Best Foreign Language Film, 2008. Another based-on-fact WWII movie. Seems like we’ve been seeing a lot of them lately. This one takes place in the Sachsenhausen concentration camp, where a band of Jews with certain skills have been assembled to forge documents and currency for the SS. They are “pampered,” by camp standards, with sufficient food, comfy beds with sheets, and even a ping-pong table. But all this luxury will go away if they fail to produce, first, the British pound, and next, the American dollar. They succeed with the pound, fooling even the Bank of England. The dollar is harder, and they are stymied by one of their number, Burger, a communist who keeps sabotaging their work by not doing one of the important steps that, apparently, only he is skilled enough to do. He maintains—rightly—that doing this work will help the Nazi war effort (the idea is to ruin the Allied economies with floods of phony bills, and to the use the bogus cash to buy more arms), and furthermore, it will even contribute to the killing of more Jews. This seems to me a more dubious proposition, as the Nazis are planning to kill all the Jews, anyway, and by this time the inmates know this. The head of the project, Salomon (Sally) just wants to survive, though he is not untroubled by Burger’s argument. An old con, Sally can’t do anything about it because “You don’t turn in another con. Ever.” So all the inmates are threatened by the moral scruples of one man.

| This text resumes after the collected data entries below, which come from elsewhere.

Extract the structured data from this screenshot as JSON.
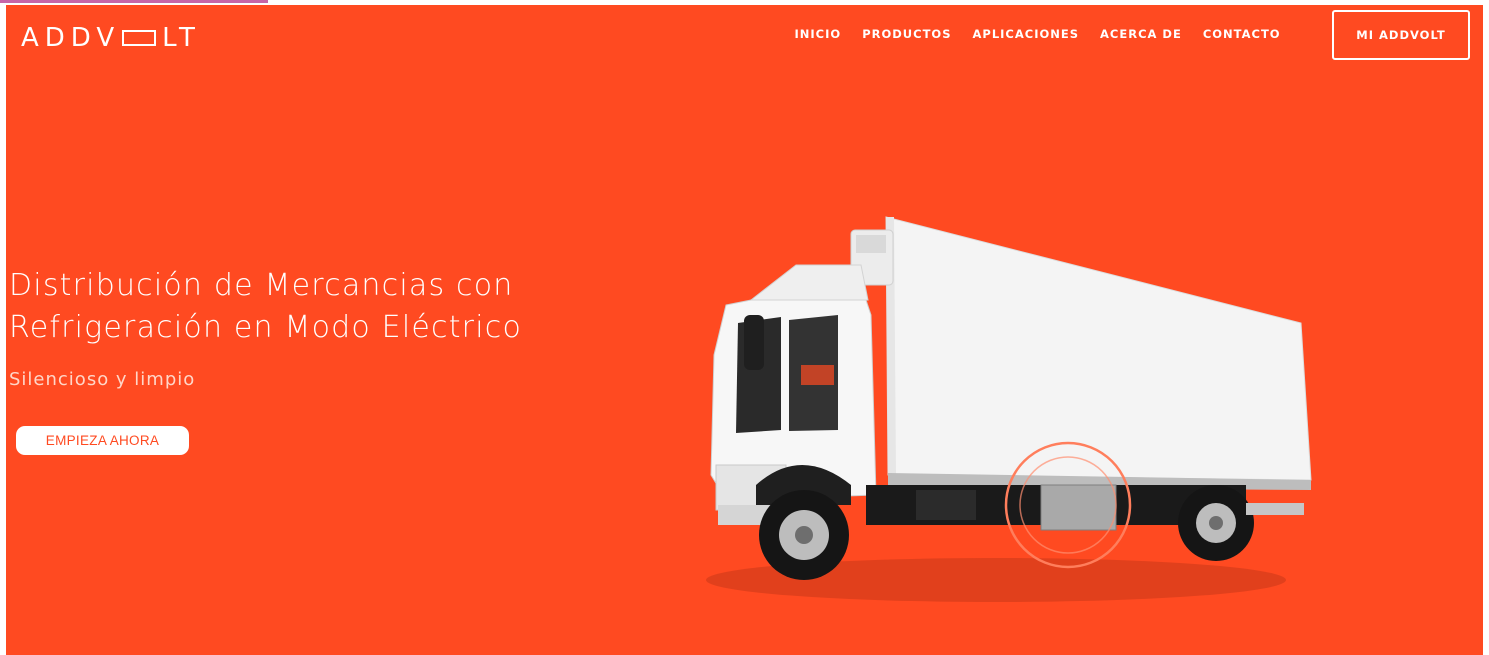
{
  "header": {
    "logo": {
      "prefix": "ADDV",
      "suffix": "LT",
      "full_name": "ADDVOLT"
    },
    "nav": [
      {
        "label": "INICIO"
      },
      {
        "label": "PRODUCTOS"
      },
      {
        "label": "APLICACIONES"
      },
      {
        "label": "ACERCA DE"
      },
      {
        "label": "CONTACTO"
      }
    ],
    "account_button": "MI ADDVOLT"
  },
  "hero": {
    "headline_line1": "Distribución de Mercancias con",
    "headline_line2": "Refrigeración en Modo Eléctrico",
    "subheadline": "Silencioso y limpio",
    "cta_label": "EMPIEZA AHORA"
  },
  "colors": {
    "accent": "#ff4a21",
    "text_on_accent": "#ffffff",
    "top_tab": "#c765a8"
  },
  "icons": {
    "logo_box": "rectangle-o-logo-glyph",
    "truck_image": "refrigerated-truck-illustration"
  }
}
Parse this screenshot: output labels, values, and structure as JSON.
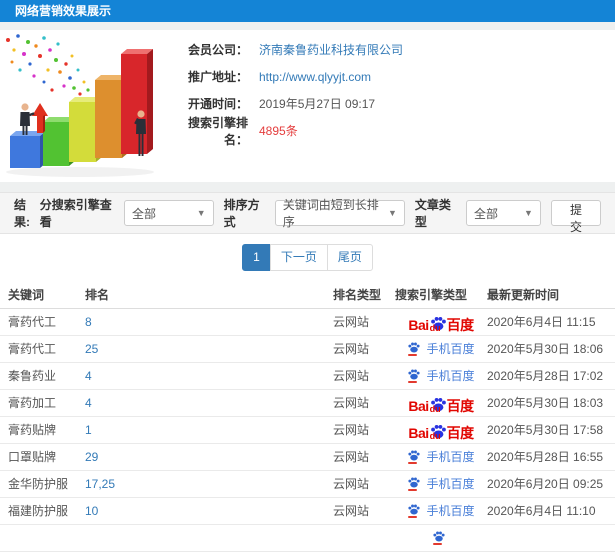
{
  "window": {
    "title": "网络营销效果展示"
  },
  "info_panel": {
    "fields": [
      {
        "label": "会员公司：",
        "value": "济南秦鲁药业科技有限公司"
      },
      {
        "label": "推广地址：",
        "value": "http://www.qlyyjt.com"
      },
      {
        "label": "开通时间：",
        "value": "2019年5月27日 09:17"
      },
      {
        "label": "搜索引擎排名：",
        "value": "4895条"
      }
    ]
  },
  "filter_bar": {
    "results_label": "结果:",
    "engine_view_label": "分搜索引擎查看",
    "engine_view_value": "全部",
    "sort_label": "排序方式",
    "sort_value": "关键词由短到长排序",
    "article_type_label": "文章类型",
    "article_type_value": "全部",
    "submit_label": "提交"
  },
  "pagination": {
    "current_page": "1",
    "next_label": "下一页",
    "last_label": "尾页"
  },
  "table": {
    "columns": [
      "关键词",
      "排名",
      "排名类型",
      "搜索引擎类型",
      "最新更新时间"
    ],
    "rows": [
      {
        "keyword": "膏药代工",
        "rank": "8",
        "rank_type": "云网站",
        "engine": "baidu",
        "updated": "2020年6月4日 11:15"
      },
      {
        "keyword": "膏药代工",
        "rank": "25",
        "rank_type": "云网站",
        "engine": "mobile",
        "updated": "2020年5月30日 18:06"
      },
      {
        "keyword": "秦鲁药业",
        "rank": "4",
        "rank_type": "云网站",
        "engine": "mobile",
        "updated": "2020年5月28日 17:02"
      },
      {
        "keyword": "膏药加工",
        "rank": "4",
        "rank_type": "云网站",
        "engine": "baidu",
        "updated": "2020年5月30日 18:03"
      },
      {
        "keyword": "膏药贴牌",
        "rank": "1",
        "rank_type": "云网站",
        "engine": "baidu",
        "updated": "2020年5月30日 17:58"
      },
      {
        "keyword": "口罩贴牌",
        "rank": "29",
        "rank_type": "云网站",
        "engine": "mobile",
        "updated": "2020年5月28日 16:55"
      },
      {
        "keyword": "金华防护服",
        "rank": "17,25",
        "rank_type": "云网站",
        "engine": "mobile",
        "updated": "2020年6月20日 09:25"
      },
      {
        "keyword": "福建防护服",
        "rank": "10",
        "rank_type": "云网站",
        "engine": "mobile",
        "updated": "2020年6月4日 11:10"
      }
    ],
    "partial_row": {
      "keyword": "",
      "rank": "",
      "rank_type": "",
      "engine": "mobile",
      "updated": ""
    }
  },
  "engine_labels": {
    "baidu": {
      "bai": "Bai",
      "du": "du",
      "cn": "百度"
    },
    "mobile": {
      "cn": "手机百度"
    }
  },
  "colors": {
    "header_bg": "#1484d6",
    "link_blue": "#337ab7",
    "highlight_red": "#e43d3d",
    "baidu_red": "#e10601",
    "baidu_blue": "#2932e1"
  }
}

Naturally, you’ll ask yourself what you would do. I find that I have little of the martyr in me. And though I can respect someone willing to die for his principles, I’m not a big fan of martyrs who are willing to take other people with them. There is a harsh arithmetic at work here. Those who survived the camps had only one thing going for them: Luck, and buckets of it. Lucky to be born a large man who could do slave labor rather than a small woman with children, who would be shuffled off to the gas chambers as soon as they left the box cars. Lucky to be skilled at the violin and thus be assigned to the orchestra at Theresienstadt, the “showplace” camp where Nazis brought the Red Cross. Or lucky enough to have a skill the Nazis wanted. Unquestionably their work helped the Nazi war effort … but so did that of the other slave laborers, not just Jews. The choice was simple: Work, or die. I’m afraid I’d look at it like this: When this war is over, some Jews will survive, and I intend to be one of them, or die trying. Nothing I do here in this hell on Earth will save the life of a single Jew. Standing my moral ground is rather meaningless when the least resistance will be met with a bullet in the head. And no one is indispensable. If Burger had been killed, they would have found somebody else to take his place, and the work would have gone on.

You may differ with me. And there is a lot to be said for the argument that the luckiest ones were those who went straight from the trains to the ovens.